Gripes against Ames, who had previously struggled with bipolar disorder and bouts of depression, stemmed from the fact that she cited safety reasons in choosing not to work with an actor who had previously shot gay porn.

Among those who took issue with her decision was Jaxton Wheeler, an adult film star who took to Twitter with a threatening message

“The world is awaiting your apology or for you to swallow a cyanide pill. Either or we’ll take it,” he wrote.

Wheeler’s tweet was published after Ames’ death, and it doesn’t appear that he was aware of her suicide when he published his message.

The two had previously exchanged notes on Twitter the day before her death, when Ames told Wheeler that she never said gay performers don’t get tested.

Backlash against Wheeler was swift — Evil Angel, a popular production company, tweeted that Wheeler would never shoot a scene for them again.

 

Former adult film actress Jenna Jameson also chimed in.

“You told my friend August to swallow ancyanide (sic) pill…you are directly responsible for her death. I will not rest until you are deleted from social media all together,” she wrote on Twitter.

Wheeler defended himself Sunday, explaining that he was simply upset that Ames was spreading false information about the gay porn industry’s STD testing regulations.

Wheeler added that he has received death threats and was fired from two upcoming shoots.

“The idea that I played any role in her decision is erroneous, as is the idea I demanded her death,” he told the gay porn blog The Sword. “All adult professionals have the same screening and testing protocols.
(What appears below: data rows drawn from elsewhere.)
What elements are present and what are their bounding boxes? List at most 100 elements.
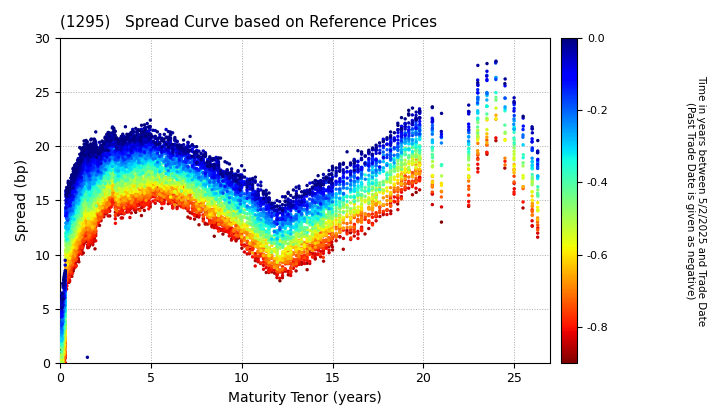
- Point: [63, 196, 74, 202]
- Point: [304, 258, 315, 265]
- Point: [363, 186, 374, 192]
- Point: [84, 205, 96, 211]
- Point: [76, 150, 88, 157]
- Point: [184, 170, 196, 177]
- Point: [76, 162, 88, 169]
- Point: [258, 227, 269, 234]
- Point: [202, 168, 213, 175]
- Point: [101, 169, 112, 176]
- Point: [111, 188, 122, 194]
- Point: [508, 124, 520, 131]
- Point: [186, 172, 198, 179]
- Point: [129, 165, 140, 171]
- Point: [304, 234, 315, 240]
- Point: [126, 134, 138, 140]
- Point: [78, 204, 90, 211]
- Point: [174, 179, 185, 186]
- Point: [255, 247, 266, 254]
- Point: [167, 164, 179, 171]
- Point: [261, 204, 272, 211]
- Point: [98, 193, 109, 200]
- Point: [121, 140, 132, 147]
- Point: [226, 212, 238, 218]
- Point: [178, 152, 189, 159]
- Point: [244, 197, 256, 204]
- Point: [163, 179, 174, 186]
- Point: [213, 191, 225, 198]
- Point: [154, 144, 166, 151]
- Point: [91, 216, 102, 223]
- Point: [112, 183, 124, 190]
- Point: [82, 194, 94, 201]
- Point: [407, 152, 418, 158]
- Point: [296, 245, 307, 252]
- Point: [84, 162, 95, 168]
- Point: [92, 161, 104, 168]
- Point: [169, 189, 181, 196]
- Point: [89, 176, 100, 182]
- Point: [63, 181, 75, 187]
- Point: [107, 125, 118, 131]
- Point: [236, 208, 248, 215]
- Point: [315, 232, 326, 239]
- Point: [108, 191, 120, 198]
- Point: [63, 261, 74, 268]
- Point: [85, 146, 96, 153]
- Point: [296, 189, 307, 195]
- Point: [94, 175, 105, 182]
- Point: [57, 360, 68, 366]
- Point: [403, 126, 415, 133]
- Point: [290, 240, 302, 247]
- Point: [143, 145, 154, 152]
- Point: [169, 142, 181, 149]
- Point: [154, 165, 166, 172]
- Point: [526, 165, 538, 172]
- Point: [152, 139, 163, 145]
- Point: [307, 192, 318, 199]
- Point: [66, 213, 77, 219]
- Point: [55, 323, 67, 330]
- Point: [108, 195, 120, 202]
- Point: [325, 226, 337, 233]
- Point: [312, 246, 324, 252]
- Point: [75, 222, 86, 228]
- Point: [78, 159, 89, 165]
- Point: [226, 216, 238, 223]
- Point: [73, 236, 85, 243]
- Point: [78, 206, 90, 213]
- Point: [138, 147, 149, 154]
- Point: [70, 236, 81, 242]
- Point: [290, 193, 302, 199]
- Point: [180, 173, 192, 179]
- Point: [82, 169, 94, 176]
- Point: [253, 222, 264, 229]
- Point: [99, 179, 111, 186]
- Point: [252, 212, 264, 218]
- Point: [356, 184, 367, 191]
- Point: [78, 207, 90, 213]
- Point: [75, 227, 86, 234]
- Point: [250, 252, 261, 258]
- Point: [255, 201, 266, 207]
- Point: [148, 174, 159, 181]
- Point: [80, 206, 91, 213]
- Point: [121, 178, 132, 185]
- Point: [152, 180, 163, 186]
- Point: [61, 237, 73, 244]
- Point: [71, 204, 82, 210]
- Point: [215, 171, 227, 178]
- Point: [156, 200, 168, 206]
- Point: [117, 190, 128, 197]
- Point: [178, 189, 189, 196]
- Point: [124, 162, 135, 168]
- Point: [76, 207, 87, 214]
- Point: [131, 156, 143, 163]
- Point: [143, 191, 155, 198]
- Point: [85, 225, 96, 231]
- Point: [296, 253, 307, 260]
- Point: [174, 199, 185, 205]
- Point: [60, 263, 72, 270]
- Point: [338, 160, 349, 166]
- Point: [403, 112, 415, 118]
- Point: [83, 210, 94, 217]
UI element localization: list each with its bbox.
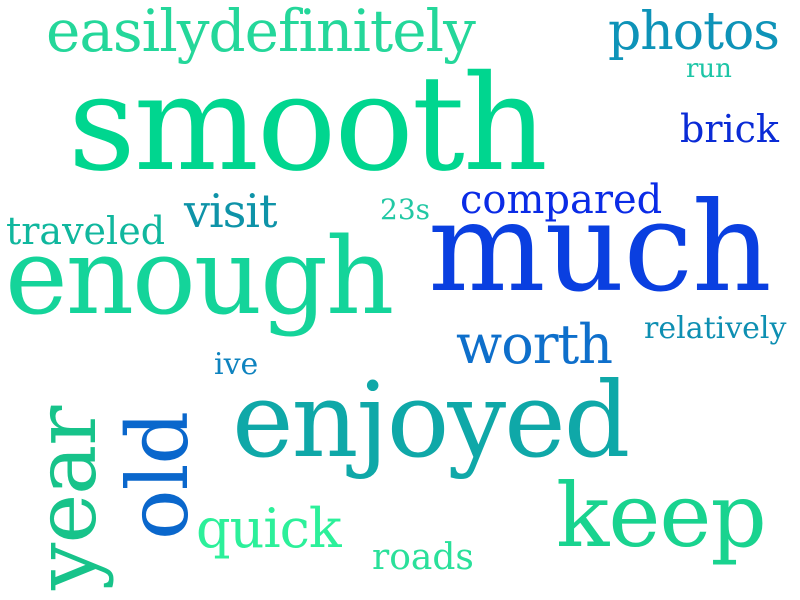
word-run: run — [686, 54, 732, 84]
word-roads: roads — [372, 537, 474, 578]
word-ive: ive — [214, 347, 259, 382]
word-brick: brick — [680, 107, 779, 151]
word-traveled: traveled — [6, 209, 166, 253]
word-quick: quick — [196, 497, 342, 560]
word-enough: enough — [5, 215, 394, 338]
word-smooth: smooth — [68, 47, 548, 201]
word-keep: keep — [556, 464, 767, 567]
word-relatively: relatively — [644, 311, 787, 346]
word-compared: compared — [460, 177, 663, 223]
word-visit: visit — [184, 184, 278, 238]
word-photos: photos — [608, 2, 780, 62]
word-worth: worth — [456, 313, 613, 376]
word-enjoyed: enjoyed — [232, 359, 630, 481]
word-23s: 23s — [380, 193, 430, 226]
word-much: much — [428, 176, 772, 320]
word-old: old — [109, 411, 207, 540]
word-easilydefinitely: easilydefinitely — [46, 0, 476, 65]
word-year: year — [17, 406, 115, 590]
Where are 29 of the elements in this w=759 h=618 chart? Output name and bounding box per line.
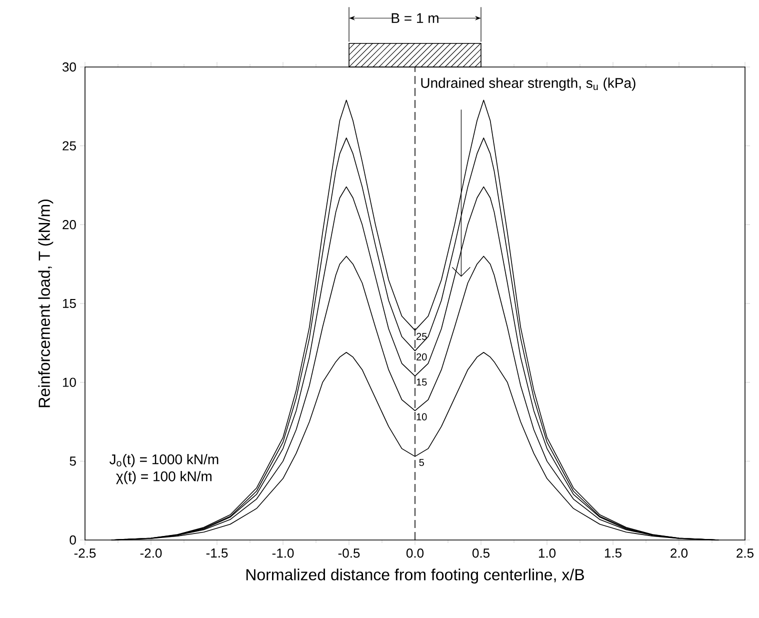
x-tick-label: -2.0 xyxy=(140,548,162,558)
x-tick-label: -0.5 xyxy=(338,548,360,558)
series-label: 20 xyxy=(416,353,427,360)
x-tick-label: 2.0 xyxy=(670,548,688,558)
x-tick-label: 0.0 xyxy=(406,548,424,558)
x-tick-label: -2.5 xyxy=(74,548,96,558)
x-tick-label: 0.5 xyxy=(472,548,490,558)
annotation: Undrained shear strength, s$_{u}$ (kPa) xyxy=(421,78,636,91)
series-label: 5 xyxy=(419,459,424,466)
y-tick-label: 0 xyxy=(70,535,76,545)
annotation: J$_{o}$(t) = 1000 kN/m xyxy=(110,454,218,468)
y-tick-label: 30 xyxy=(62,62,76,72)
x-tick-label: 1.0 xyxy=(538,548,556,558)
y-tick-label: 5 xyxy=(70,456,76,466)
y-tick-label: 20 xyxy=(62,220,76,230)
y-tick-label: 15 xyxy=(62,298,76,308)
series-label: 15 xyxy=(416,378,427,386)
x-tick-label: -1.0 xyxy=(272,548,294,558)
y-axis-title: Reinforcement load, T (kN/m) xyxy=(38,200,54,408)
y-tick-label: 10 xyxy=(62,378,76,387)
x-tick-label: 1.5 xyxy=(604,548,622,558)
annotation: χ(t) = 100 kN/m xyxy=(116,471,212,484)
text: B = 1 m xyxy=(392,13,438,23)
x-tick-label: -1.5 xyxy=(206,548,228,558)
y-tick-label: 25 xyxy=(62,141,76,150)
x-axis-title: Normalized distance from footing centerline, x/B xyxy=(246,568,584,584)
x-tick-label: 2.5 xyxy=(736,548,754,558)
series-label: 25 xyxy=(416,332,427,340)
series-label: 10 xyxy=(416,413,427,420)
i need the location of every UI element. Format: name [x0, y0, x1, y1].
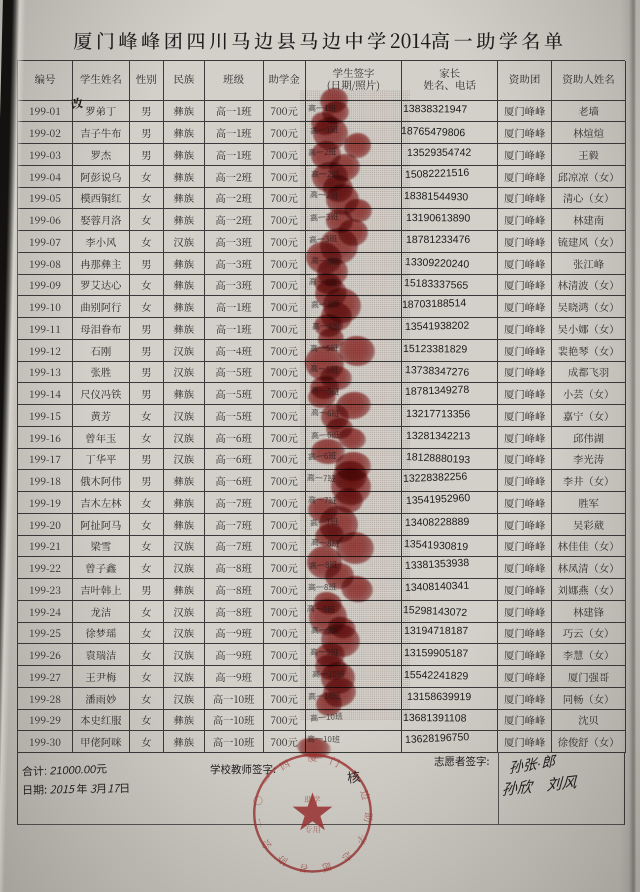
svg-text:愿: 愿	[320, 859, 333, 875]
svg-text:专用: 专用	[304, 825, 321, 836]
svg-text:边: 边	[357, 788, 374, 802]
svg-text:二: 二	[249, 817, 265, 829]
svg-text:助学: 助学	[304, 794, 321, 805]
svg-text:核: 核	[346, 769, 361, 786]
svg-text:厦: 厦	[308, 750, 318, 764]
svg-text:者: 者	[298, 861, 310, 876]
svg-text:门: 门	[328, 753, 343, 770]
svg-text:助: 助	[361, 812, 376, 823]
svg-text:〇: 〇	[250, 794, 266, 807]
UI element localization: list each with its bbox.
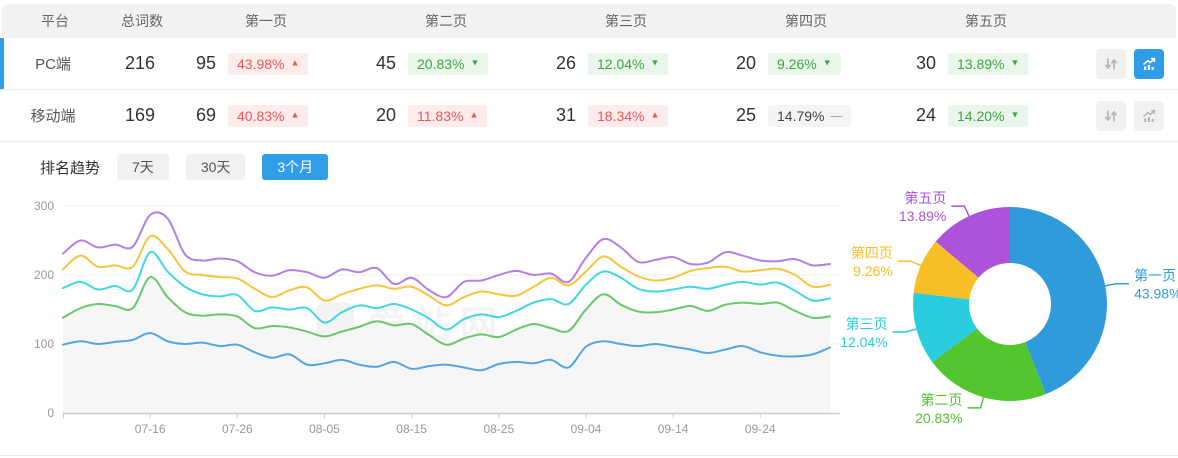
table-row[interactable]: 移动端 169 69 40.83% ▲ 20 11.83% ▲ 31 18.34% ▲…	[0, 90, 1178, 142]
header-total-words: 总词数	[121, 13, 163, 29]
ranking-trend-line-chart: 07-16 07-26 08-05 08-15 08-25 09-04 09-14 09-24…	[34, 199, 840, 436]
page1-count: 95	[195, 53, 216, 73]
row-actions	[1074, 100, 1178, 131]
purple-line	[62, 211, 831, 299]
svg-text:第二页: 第二页	[921, 392, 963, 408]
page3-pct-badge: 18.34% ▲	[588, 104, 669, 127]
page2-count: 20	[375, 105, 396, 125]
cyan-line	[62, 250, 831, 331]
svg-text:300: 300	[34, 199, 54, 213]
svg-text:第三页: 第三页	[846, 316, 888, 332]
trend-chart-button[interactable]	[1134, 100, 1164, 131]
page3-count: 26	[555, 53, 576, 73]
tab-3-months[interactable]: 3个月	[262, 154, 329, 180]
svg-text:08-05: 08-05	[309, 422, 340, 436]
table-row[interactable]: PC端 216 95 43.98% ▲ 45 20.83% ▼ 26 12.04% ▼…	[0, 38, 1178, 90]
page1-cell: 69 40.83% ▲	[174, 104, 354, 127]
svg-text:07-16: 07-16	[135, 422, 166, 436]
tab-30-days[interactable]: 30天	[185, 154, 246, 180]
page5-pct-badge: 14.20% ▼	[948, 104, 1029, 127]
page1-count: 69	[195, 105, 216, 125]
trend-chart-button[interactable]	[1134, 48, 1164, 79]
page3-cell: 31 18.34% ▲	[534, 104, 714, 127]
tab-7-days[interactable]: 7天	[117, 154, 169, 180]
header-page-4: 第四页	[785, 13, 827, 29]
page4-count: 25	[735, 105, 756, 125]
page2-count: 45	[375, 53, 396, 73]
donut-slice-第一页	[1010, 207, 1107, 395]
svg-text:第四页: 第四页	[851, 245, 893, 261]
page4-pct-badge: 9.26% ▼	[768, 52, 841, 75]
total-words-value: 216	[124, 53, 156, 73]
page5-cell: 24 14.20% ▼	[894, 104, 1074, 127]
page2-cell: 20 11.83% ▲	[354, 104, 534, 127]
page1-pct-badge: 40.83% ▲	[228, 104, 309, 127]
svg-text:07-26: 07-26	[222, 422, 253, 436]
svg-text:9.26%: 9.26%	[853, 263, 893, 279]
header-page-1: 第一页	[245, 13, 287, 29]
page2-cell: 45 20.83% ▼	[354, 52, 534, 75]
platform-label: PC端	[35, 56, 71, 73]
total-words-value: 169	[124, 105, 156, 125]
page2-pct-badge: 20.83% ▼	[408, 52, 489, 75]
platform-label: 移动端	[30, 108, 76, 125]
page3-cell: 26 12.04% ▼	[534, 52, 714, 75]
page3-count: 31	[555, 105, 576, 125]
page1-cell: 95 43.98% ▲	[174, 52, 354, 75]
card-bottom-border	[0, 455, 1178, 456]
header-platform: 平台	[41, 13, 69, 29]
page3-pct-badge: 12.04% ▼	[588, 52, 669, 75]
yellow-line	[62, 234, 831, 307]
svg-text:13.89%: 13.89%	[899, 208, 946, 224]
svg-text:第五页: 第五页	[904, 190, 946, 206]
page2-pct-badge: 11.83% ▲	[408, 104, 488, 127]
page5-count: 24	[915, 105, 936, 125]
header-page-5: 第五页	[965, 13, 1007, 29]
page-distribution-donut-chart: 第一页 43.98% 第二页 20.83% 第三页 12.04% 第四页 9.26% 第五页 13…	[840, 190, 1178, 426]
header-page-3: 第三页	[605, 13, 647, 29]
page4-cell: 25 14.79% —	[714, 104, 894, 127]
header-page-2: 第二页	[425, 13, 467, 29]
page5-cell: 30 13.89% ▼	[894, 52, 1074, 75]
donut-slice-第二页	[932, 328, 1046, 401]
svg-text:43.98%: 43.98%	[1134, 286, 1178, 302]
svg-text:08-15: 08-15	[396, 422, 427, 436]
svg-text:100: 100	[34, 337, 54, 351]
donut-slice-第五页	[935, 207, 1010, 278]
trend-chart-icon	[1143, 57, 1156, 70]
page4-count: 20	[735, 53, 756, 73]
donut-slice-第三页	[913, 292, 978, 362]
page1-pct-badge: 43.98% ▲	[228, 52, 309, 75]
row-actions	[1074, 48, 1178, 79]
sort-arrows-button[interactable]	[1096, 100, 1126, 131]
svg-text:0: 0	[47, 406, 54, 420]
svg-text:09-14: 09-14	[658, 422, 689, 436]
green-line	[62, 276, 831, 346]
sort-arrows-button[interactable]	[1096, 48, 1126, 79]
page5-count: 30	[915, 53, 936, 73]
blue-line	[62, 331, 831, 372]
page5-pct-badge: 13.89% ▼	[948, 52, 1029, 75]
svg-text:第一页: 第一页	[1134, 268, 1176, 284]
trend-title: 排名趋势	[40, 159, 101, 177]
svg-text:09-24: 09-24	[745, 422, 776, 436]
table-header: 平台 总词数 第一页 第二页 第三页 第四页 第五页	[2, 4, 1176, 38]
page4-cell: 20 9.26% ▼	[714, 52, 894, 75]
svg-text:09-04: 09-04	[571, 422, 602, 436]
page4-pct-badge: 14.79% —	[768, 104, 852, 127]
sort-arrows-icon	[1105, 109, 1117, 122]
trend-toolbar: 排名趋势 7天 30天 3个月	[0, 153, 1178, 181]
svg-text:20.83%: 20.83%	[915, 410, 962, 426]
svg-text:200: 200	[34, 268, 54, 282]
svg-text:08-25: 08-25	[483, 422, 514, 436]
sort-arrows-icon	[1105, 57, 1117, 70]
trend-chart-icon	[1143, 109, 1156, 122]
svg-text:12.04%: 12.04%	[840, 334, 887, 350]
donut-slice-第四页	[913, 241, 979, 300]
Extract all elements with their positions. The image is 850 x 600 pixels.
As a performer, she knew that, but she put it out there to her half-million Twitter followers who didn’t. Now they believed it. It struck a huge nerve.”

Wheeler also told The Sword that Ames had been dropped from her agency in response to the tweet, and implied her death may have been prompted by that — a spokesperson for Foxxx Modeling however, confirmed to the Daily News that Ames had not, in fact, been dropped, and that she was only removed from the site after her death at her family’s request.

In a lengthy statement, Wheeler, 30, said he was “saddened” by Ames’ death and admitted his language had been unnecessarily harsh.

“I acknowledge that I responded with emotions and an unfortunate choice of words. None of my aggression was directed at August nor her ability to consent to who she decides to work with,” he wrote. “My issue was with the misinformation that exists within the adult industry on crossover talent… I go through the same rigorous, regular testing all talent does.”